Silvia Romano torna a casa e passa dalle grinfie dei terroristi a quelle dei connazidioti. Più volte, in questi giorni, mi sono chiesta se sia meglio non scriverne, non parlarne, non dare spazio, puntare dito e riflettori su personaggi con cui non scambierei parola neanche al bar o sul bus.

Poi mi ricordo che sono mamma di una bambina. E allora penso di avere il dovere di scriverne e parlarne perché un giorno potrei dover spiegare a mia figlia che in questo Paese conta quello che hai addosso e non quello che sei.

I sovranisti, i complottisti, gli odiatori seriali del nostro tempo abbiamo imparato a conoscerli.
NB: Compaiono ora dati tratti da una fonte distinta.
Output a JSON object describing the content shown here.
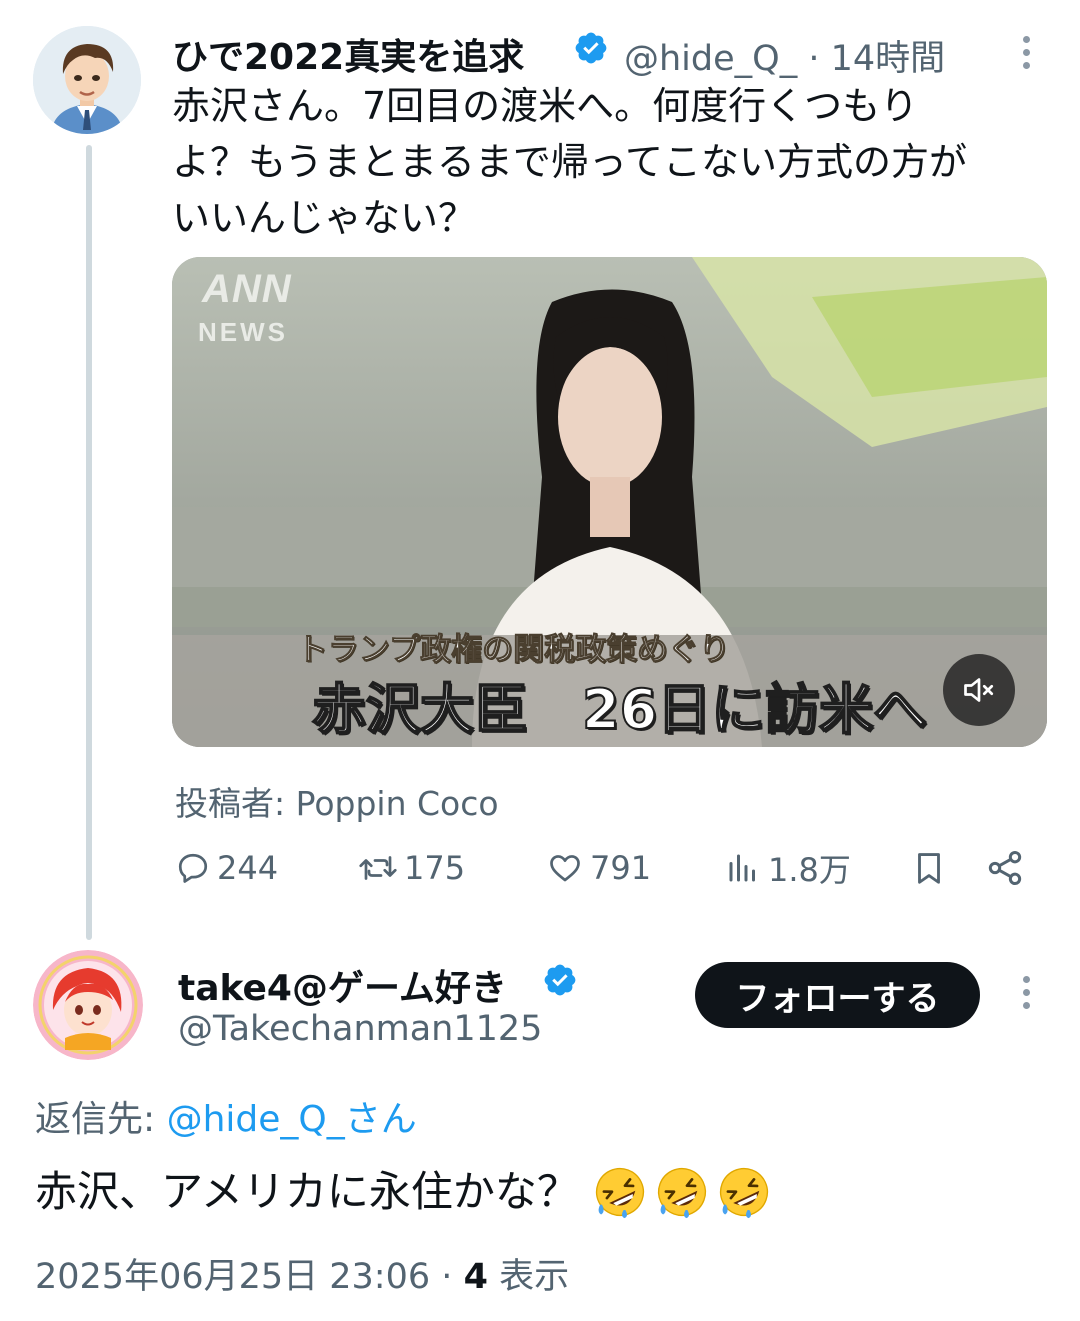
{
  "main_tweet": {
    "display_name": "ひで2022真実を追求",
    "handle": "@hide_Q_",
    "separator": "·",
    "time": "14時間",
    "text": "赤沢さん。7回目の渡米へ。何度行くつもり\nよ？もうまとまるまで帰ってこない方式の方が\nいいんじゃない？",
    "video": {
      "logo_top": "ANN",
      "logo_bottom": "NEWS",
      "caption_sub": "トランプ政権の関税政策めぐり",
      "caption_main": "赤沢大臣　26日に訪米へ"
    },
    "attribution": "投稿者: Poppin Coco",
    "stats": {
      "replies": "244",
      "reposts": "175",
      "likes": "791",
      "views": "1.8万"
    }
  },
  "reply_tweet": {
    "display_name": "take4@ゲーム好き",
    "handle": "@Takechanman1125",
    "follow_label": "フォローする",
    "reply_to_label": "返信先:",
    "reply_to_mention": "@hide_Q_さん",
    "text": "赤沢、アメリカに永住かな？",
    "emoji_count": 3,
    "timestamp": "2025年06月25日 23:06",
    "separator": "·",
    "views_count": "4",
    "views_label": "表示"
  },
  "colors": {
    "text_primary": "#0f1419",
    "text_secondary": "#536471",
    "link": "#1d9bf0",
    "verified": "#1d9bf0",
    "thread_line": "#cfd9de",
    "follow_button_bg": "#0f1419"
  },
  "icons": [
    "verified-badge-icon",
    "more-icon",
    "reply-icon",
    "repost-icon",
    "like-icon",
    "views-icon",
    "bookmark-icon",
    "share-icon",
    "mute-icon",
    "rofl-emoji"
  ]
}
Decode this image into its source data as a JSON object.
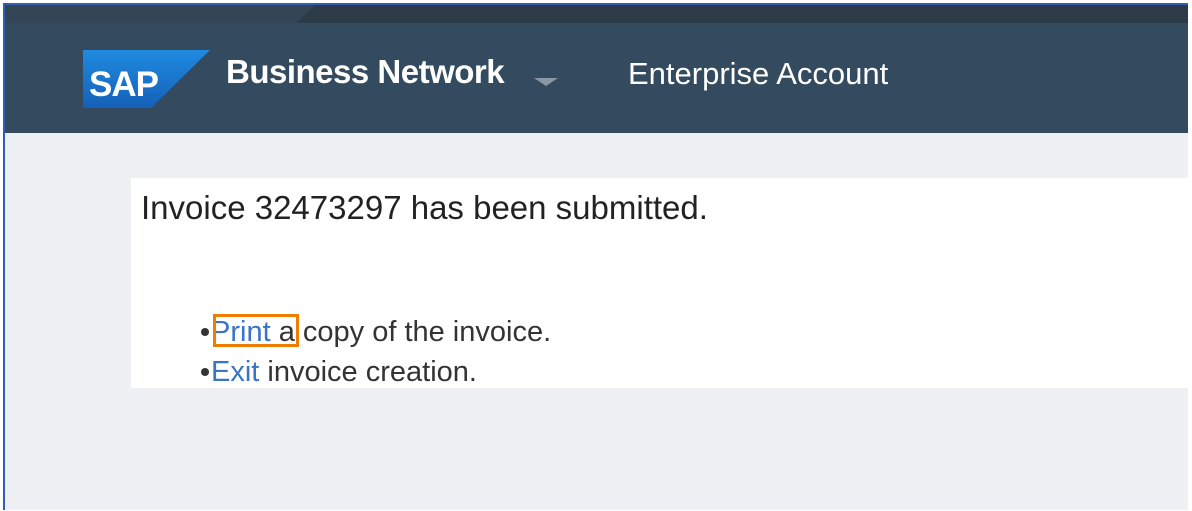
{
  "header": {
    "logo_text": "SAP",
    "brand": "Business Network",
    "account": "Enterprise Account"
  },
  "content": {
    "title": "Invoice 32473297 has been submitted.",
    "actions": [
      {
        "link": "Print",
        "text": " a copy of the invoice."
      },
      {
        "link": "Exit",
        "text": " invoice creation."
      }
    ]
  },
  "colors": {
    "header_bg": "#344a5f",
    "page_bg": "#eef0f3",
    "link": "#3a74c6",
    "highlight": "#f07d00",
    "logo_blue": "#1a75c8"
  },
  "icons": {
    "logo": "sap-logo-icon",
    "brand_dropdown": "chevron-down-icon"
  }
}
Non risparmiano nessuno, stanno lì, famelici, con le loro faccine anonime illuminate dai monitor in attesa di trasformare l’odio in bit. E se la preda è di sesso femminile danno il meglio di sé. Precisiamo: gli haters non sono solo di sesso maschile, spesso sono proprio le odiatrici a sputare il miglior veleno.

A mia figlia un giorno dovrò raccontare che la prima notizia bella del 2020 fu la liberazione di una ragazza italiana, ostaggio per diciotto mesi di terroristi incappucciati, in Africa. Tutti felici fino a quando non ha posato piede sul suolo italico in un lungo abito somalo. La connazionale in pochi minuti diventa l’ingrata amica dell’uomo nero. Se rientri in jeans, sventolando tricolori e rosari, sei dei nostri, ma coperta dal Jilbab sei un nemico, spreco di denaro pubblico.

Liliana Segre. Sopra. Silvia Romano

E quando tua figlia si appresterà a conoscere la storia, con i suoi orrori e le sue conquiste, da genitore dovrò spiegare che nel Paese in cui è nata è stata assegnata la scorta ad una signora di 89 anni perché, rea di essere sopravvissuta all’Olocausto e di essere stata nominata senatrice a vita, riceveva centinaia di insulti e minacce dal web.

Spiegherò, a mia figlia, con un po’ di imbarazzo, che le giornaliste della tv, seppur con un brillante curriculum, venivano derise perché non avevano i capelli ben fonati e che la predica arrivava da lucidi capelli in prima serata che devono il loro successo a un bel culo da pubblicità.

Racconterò di come si parlò per giorni della mise di un ministro della Repubblica nel giorno del giuramento. Troppo blu, troppo grassa. Ministro che, in quello sventurato 2020, si è macchiata del reato di un femminile pianto, annunciando in tv la regolarizzazione dei migranti che lavorano nei campi. Quegli invisibili che raccolgono pomodori che tu, predatore da tastiera, mangi a tavola coi tuoi bambini.

Dovrò raccontare di quella estate in cui una ragazza tedesca, salvando vite in mare, fu derisa per i suoi dreads, per l’imperdonabile assenza di reggiseno e make-up. Rossa di vergogna racconterò che al porto di Lampedusa la offesero dandole della puttana per aver salvato degli africani.

Carola Rackete

E quando mia figlia vivrà in prima persona lo scempio che abbiamo arrecato al pianeta le racconterò di quella ragazzina svedese che si batteva per i cambiamenti climatici, anche lei, abbondantemente offesa per sue le trecce e la sindrome di Aspenger.

C’è tanto da raccontare. E bisognerà spiegare che, nonostante le lotte nel vecchio Novecento, le donne vengono uccise in casa, subiscono discriminazioni sul luogo di lavoro, sono giudicate sempre nel loro ruolo di madre, di casalinghe, di lavoratrici; ruoli che spesso non convivono armoniosamente.

Devo aspettarmi che mia figlia, ad un certo punto, mi chiederà conto e ragione del perché abbiamo permesso ad orde di ignoranti anonimi di infangare, sputare addosso, denigrare.

Ma soprattutto come giustificheremo che tra questi c’erano senatori, deputati, sindaci, giornalisti? Con non poco imbarazzo dovremmo ammettere che lo Stato ha finanziato giornali con titoloni carichi di odio sessista e razzista.

Greta Thumberg

Quasi a voler farsi complice, quasi a voler giustificare, in nome della libertà d’informazione, l’onda nera di oscurantismo e di disprezzo che minaccia tutte le altre libertà.

Mia figlia è una bambina, c’è ancora tanto tempo davanti per proteggerla dalle brutture del mondo, ma una domanda mi grava addosso: cosa stiamo facendo per non permettere che, in un giorno futuro uscendo di casa, le nostre figlie vengano ancora giudicate per una gonna troppo corta o troppo lunga?